As turbines get heavier and blades longer, the demands for offshore foundations are clear: they need to be stiffer, stronger, and reliable. For the production process, it means integrating new technology and more efficient manufacturing systems.
Offshore wind foundations: Efficient manufacturing process
Today’s offshore towers are massive. The height of a typical tower is from 70 to 120 meters, the turbines can be up to 10 MW, and the blades are over 100 meters long. In order for the tower to successfully harness the powerful offshore winds, the foundation needs to be stiff and strong.
When compared to onshore foundation manufacturing, the cost to manufacture offshore foundation is considerably high. Due to this, it is extremely important to optimize every part of the foundation production flow to maintain competitiveness and cost-efficiency.
PEMA offshore foundation manufacturing lines are always engineered for the manufactured foundation type, ensuring the highest reasonable automation level.
Pemamek designs and manufactures specially developed machines for monopile and transition piece production. The line integrates all crucial production phases.
Welding automation for monopiles
Monopile is the most common foundation type for offshore wind turbines used today. Typically driven into the seabed, the monopile supports the wind turbine tower through a transition piece. Production of these heaviest structures of industry need high-performance welding and bevelling with the highest quality of rotators and other manipulation machines.
The modern production technology enables the integration of various production phases, such as plate joining, bevelling, flange fitting, and rotating and transporting monopile sections. The possibility of integration enables significant quality improvement, even for thick material structures.
All the process steps have one and only target – to efficiently join a complete monopile while minimizing defects. It is Pemamek’s core know-how to excel in each process step, regardless of whether it is to weld plate joints, longitudinal seams of shells, or circular weld in full monopile assembly.
In order to guarantee maximized production performance, it is crucial to estimate the takt time of each process step. Additionally, the possible bottlenecks need to be analyzed, but also to how much each process step really boosts the total production efficiency.
Pemamek designs and manufactures specially developed machines for monopile and transition piece production.

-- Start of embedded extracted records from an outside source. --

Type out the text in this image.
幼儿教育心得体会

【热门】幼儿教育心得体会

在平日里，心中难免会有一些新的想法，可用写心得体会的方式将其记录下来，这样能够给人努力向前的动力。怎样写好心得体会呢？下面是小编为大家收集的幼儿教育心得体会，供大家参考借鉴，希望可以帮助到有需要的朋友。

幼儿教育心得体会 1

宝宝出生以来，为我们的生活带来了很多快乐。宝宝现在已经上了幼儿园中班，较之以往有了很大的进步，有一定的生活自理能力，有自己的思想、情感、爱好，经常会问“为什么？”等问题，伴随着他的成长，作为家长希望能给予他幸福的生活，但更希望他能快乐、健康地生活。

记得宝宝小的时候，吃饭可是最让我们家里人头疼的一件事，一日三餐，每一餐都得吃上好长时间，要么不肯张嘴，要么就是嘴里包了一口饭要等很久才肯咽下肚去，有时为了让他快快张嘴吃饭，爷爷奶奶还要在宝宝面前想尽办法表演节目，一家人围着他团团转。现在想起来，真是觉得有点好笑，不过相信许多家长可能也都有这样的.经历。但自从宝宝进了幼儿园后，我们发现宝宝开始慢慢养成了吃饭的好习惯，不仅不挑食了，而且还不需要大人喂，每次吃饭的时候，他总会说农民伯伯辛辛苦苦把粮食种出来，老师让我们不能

The line integrates all crucial production phases.
Welding of jacket nodes is one of the most demanding work phases due to the variable geometry grooves. With robotic welding, the process can be automated which improves productivity significantly.
Offshore jacket foundations are ready to be installed. The jacket structure has a lot more complex structure than the monopile foundation.
Robotized jacket welding
A jacket structure has a much more complex geometry than a monopile foundation. Essentially, a jacket consists of three or four legs diagonally and horizontally braced against a transition piece in the center. The legs are also interconnected with bracing to provide the required stiffness.
Nodes of jacket legs and bracings include the most demanding welding joint of the whole structure. Welding of this variable geometry groove can be robotized and a remarkable efficiency leap is achieved. With adaptive robot welding, such as PEMA WeldControl 300 SCAN, manufacturers can efficiently implement multi-pass welding. The workpiece is scanned and data is analyzed in the software’s built-in system, which scans the real geometry and corrects the robot welding paths accordingly.
Successful utilization of these technologies in automated welding means that entire multi-pass welding can be pre-defined into the controller where the operator selects the correct program. After that system can handle welding parameters as well as wire positioning through the entire multi-hour weld. The operator is only supervising that the result is satisfying. This allows even one operator to supervise multiple welding heads working at the same time.
Quality and higher output
As wind energy is increasingly moving out to the sea and more players are coming to the markets, the focus needs to be shifted now to the manufacturing processes of offshore wind towers and how those can be developed more efficient, and reliable.
When working with huge offshore wind structures efficiency is one of the factors, but it also means savings in floor space utilization, more working safety, and a cleaner working environment. To summarize, successful automation means quality, higher output, and better working conditions.